La semaine dernière, la majorité sénatoriale de droite et du centre a transmis à Bercy sa propre contribution en vue du prochain projet budget. Selon les élus, leurs propositions doivent permettre de dégager 30 à 50 milliards d’euros d’économies. Mais en ce qui concerne les collectivités territoriales – un sujet particulièrement sensible pour la « Chambre des territoires » – les sénateurs ont tenu à limiter la facture à deux milliards d’euros. « L’effort qui est demandé est vécu comme une provocation infamante. C’est un désaccord profond », déplore le sénateur LR Jean-François Husson, rapporteur général du budget, qui a piloté ce travail.

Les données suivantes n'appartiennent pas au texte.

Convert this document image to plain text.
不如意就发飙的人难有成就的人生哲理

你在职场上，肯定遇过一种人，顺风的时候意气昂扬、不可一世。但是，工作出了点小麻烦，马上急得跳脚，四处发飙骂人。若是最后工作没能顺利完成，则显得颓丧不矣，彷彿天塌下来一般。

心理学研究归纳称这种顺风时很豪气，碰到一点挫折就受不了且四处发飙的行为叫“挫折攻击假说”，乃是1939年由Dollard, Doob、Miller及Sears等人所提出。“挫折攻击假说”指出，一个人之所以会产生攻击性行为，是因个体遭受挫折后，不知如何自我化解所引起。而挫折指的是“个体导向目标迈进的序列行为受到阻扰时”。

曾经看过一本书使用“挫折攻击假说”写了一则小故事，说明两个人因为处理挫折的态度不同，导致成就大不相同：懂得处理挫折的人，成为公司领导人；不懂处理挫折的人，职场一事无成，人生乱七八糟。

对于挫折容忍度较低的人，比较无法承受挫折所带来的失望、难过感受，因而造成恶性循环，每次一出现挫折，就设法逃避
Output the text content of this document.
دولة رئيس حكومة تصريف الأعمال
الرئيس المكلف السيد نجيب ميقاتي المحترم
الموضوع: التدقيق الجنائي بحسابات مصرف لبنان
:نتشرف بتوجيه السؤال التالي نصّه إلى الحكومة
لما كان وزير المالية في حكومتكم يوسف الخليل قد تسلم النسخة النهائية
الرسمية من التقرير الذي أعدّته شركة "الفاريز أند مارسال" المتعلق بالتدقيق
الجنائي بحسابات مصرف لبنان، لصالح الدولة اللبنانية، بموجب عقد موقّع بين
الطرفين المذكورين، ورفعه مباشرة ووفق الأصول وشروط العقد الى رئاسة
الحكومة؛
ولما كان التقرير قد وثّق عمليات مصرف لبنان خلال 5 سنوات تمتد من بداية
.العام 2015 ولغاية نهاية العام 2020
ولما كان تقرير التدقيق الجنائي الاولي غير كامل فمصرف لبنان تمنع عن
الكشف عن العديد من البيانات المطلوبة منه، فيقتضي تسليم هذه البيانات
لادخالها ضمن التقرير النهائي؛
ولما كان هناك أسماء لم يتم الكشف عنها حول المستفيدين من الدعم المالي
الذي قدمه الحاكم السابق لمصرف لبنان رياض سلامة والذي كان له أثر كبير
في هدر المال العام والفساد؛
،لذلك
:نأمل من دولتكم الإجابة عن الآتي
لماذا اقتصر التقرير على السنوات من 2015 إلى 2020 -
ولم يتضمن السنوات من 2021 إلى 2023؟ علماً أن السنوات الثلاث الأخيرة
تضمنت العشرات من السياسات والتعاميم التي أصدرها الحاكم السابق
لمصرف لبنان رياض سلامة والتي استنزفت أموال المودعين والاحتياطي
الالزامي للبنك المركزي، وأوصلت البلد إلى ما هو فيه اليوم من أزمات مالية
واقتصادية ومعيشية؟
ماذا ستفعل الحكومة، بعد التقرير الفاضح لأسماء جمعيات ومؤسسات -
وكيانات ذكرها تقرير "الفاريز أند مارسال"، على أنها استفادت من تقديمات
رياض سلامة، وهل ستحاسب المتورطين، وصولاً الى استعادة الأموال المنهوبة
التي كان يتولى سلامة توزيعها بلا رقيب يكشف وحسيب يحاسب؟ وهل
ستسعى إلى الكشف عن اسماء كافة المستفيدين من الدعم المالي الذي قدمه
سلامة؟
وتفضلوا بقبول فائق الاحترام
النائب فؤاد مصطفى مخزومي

« Là, clairement, les 5,3 milliards d’euros, c’est beaucoup trop élevé pour nous ! », avertit Mathieu Darnaud, le chef de file des LR du Sénat, qui parle d’un risque « d’atonie dans les territoires ». « Il y a trois milliards de trop ! », abonde son collègue Stéphane Sautarel, spécialiste des finances locales. « Il y a un déséquilibre global si l’on compare avec les 5,5 milliards d’économies attendues sur les dépenses sociales, qui représentent pourtant la moitié de notre déficit. »

« La contribution qui sera demandée aux collectivités, c’est 13 % de l’effort global, soit moins que la part des collectivités dans la dépense publique, qui s’élève à 17 % », a tenté de déminer le ministre de l’Aménagement du territoire, François Rebsamen, après la présentation de François Bayrou mardi. Un argument qui ne passe pas au Sénat : « Dans ce cas-là, je ferais valoir que les collectivités ne représentent que 9 % de la dette, et qu’il serait plus logique de s’appuyer sur ce ratio », relève Stéphane Sautarel.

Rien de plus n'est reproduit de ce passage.